The living room designed by Tiffany Duggan of Studio Duggan for her mother
The living room designed by Tiffany Duggan of Studio Duggan for her mother

In fact, the glazed window was meant to be the only amendment to the house until the architect in the family suggested otherwise. “There was a bit of mission creep on my part,” admits Alex. “But it was essentially the same process for working with any client. The added pressure is that you have to live with the results – any visitor to my parents’ house is going to judge me by what I’ve done there. I had to get it right.

“I don’t think my parents would have dreamed of doing anything like this if they didn’t have an architect in the family; it’s well outside their comfort zone. But it’s come off trumps, and I don’t think they had any idea how transformational it would be.”

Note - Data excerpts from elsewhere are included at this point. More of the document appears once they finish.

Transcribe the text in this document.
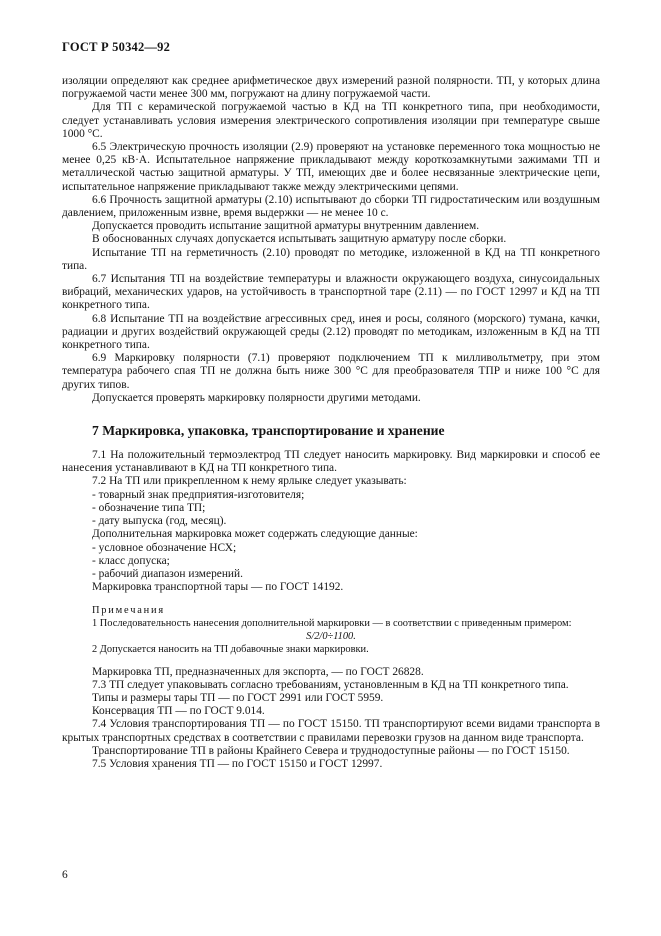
ГОСТ Р 50342—92

изоляции определяют как среднее арифметическое двух измерений разной полярности. ТП, у которых длина погружаемой части менее 300 мм, погружают на длину погружаемой части.

Для ТП с керамической погружаемой частью в КД на ТП конкретного типа, при необходимости, следует устанавливать условия измерения электрического сопротивления изоляции при температуре свыше 1000 °С.

6.5 Электрическую прочность изоляции (2.9) проверяют на установке переменного тока мощностью не менее 0,25 кВ·А. Испытательное напряжение прикладывают между короткозамкнутыми зажимами ТП и металлической частью защитной арматуры. У ТП, имеющих две и более несвязанные электрические цепи, испытательное напряжение прикладывают также между электрическими цепями.

6.6 Прочность защитной арматуры (2.10) испытывают до сборки ТП гидростатическим или воздушным давлением, приложенным извне, время выдержки — не менее 10 с.

Допускается проводить испытание защитной арматуры внутренним давлением.

В обоснованных случаях допускается испытывать защитную арматуру после сборки.

Испытание ТП на герметичность (2.10) проводят по методике, изложенной в КД на ТП конкретного типа.

6.7 Испытания ТП на воздействие температуры и влажности окружающего воздуха, синусоидальных вибраций, механических ударов, на устойчивость в транспортной таре (2.11) — по ГОСТ 12997 и КД на ТП конкретного типа.

6.8 Испытание ТП на воздействие агрессивных сред, инея и росы, соляного (морского) тумана, качки, радиации и других воздействий окружающей среды (2.12) проводят по методикам, изложенным в КД на ТП конкретного типа.

6.9 Маркировку полярности (7.1) проверяют подключением ТП к милливольтметру, при этом температура рабочего спая ТП не должна быть ниже 300 °С для преобразователя ТПР и ниже 100 °С для других типов.

Допускается проверять маркировку полярности другими методами.

7 Маркировка, упаковка, транспортирование и хранение

7.1 На положительный термоэлектрод ТП следует наносить маркировку. Вид маркировки и способ ее нанесения устанавливают в КД на ТП конкретного типа.

7.2 На ТП или прикрепленном к нему ярлыке следует указывать:

- товарный знак предприятия-изготовителя;

- обозначение типа ТП;

- дату выпуска (год, месяц).

Дополнительная маркировка может содержать следующие данные:

- условное обозначение НСХ;

- класс допуска;

- рабочий диапазон измерений.

Маркировка транспортной тары — по ГОСТ 14192.

Примечания

1 Последовательность нанесения дополнительной маркировки — в соответствии с приведенным примером:

S/2/0÷1100.

2 Допускается наносить на ТП добавочные знаки маркировки.

Маркировка ТП, предназначенных для экспорта, — по ГОСТ 26828.

7.3 ТП следует упаковывать согласно требованиям, установленным в КД на ТП конкретного типа.

Типы и размеры тары ТП — по ГОСТ 2991 или ГОСТ 5959.

Консервация ТП — по ГОСТ 9.014.

7.4 Условия транспортирования ТП — по ГОСТ 15150. ТП транспортируют всеми видами транспорта в крытых транспортных средствах в соответствии с правилами перевозки грузов на данном виде транспорта.

Транспортирование ТП в районы Крайнего Севера и труднодоступные районы — по ГОСТ 15150.

7.5 Условия хранения ТП — по ГОСТ 15150 и ГОСТ 12997.

6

Surprisingly, all those written about here report no petty squabbles, no regression to the different relationships that they must have shared when they were younger. In fact, all the “clients” came away with a newfound respect for their loved one after seeing them in action professionally. Penny Lent says she was amazed at just how broad an interior designer’s job is, from running huge teams of builders to styling up the bathroom with Jo Malone products.

“We saw him in a quite different light,” says Susan Sykes of her son. “And of course, it’s always a privilege to talk to someone about the thing they care passionately about. That has been a great joy to share.”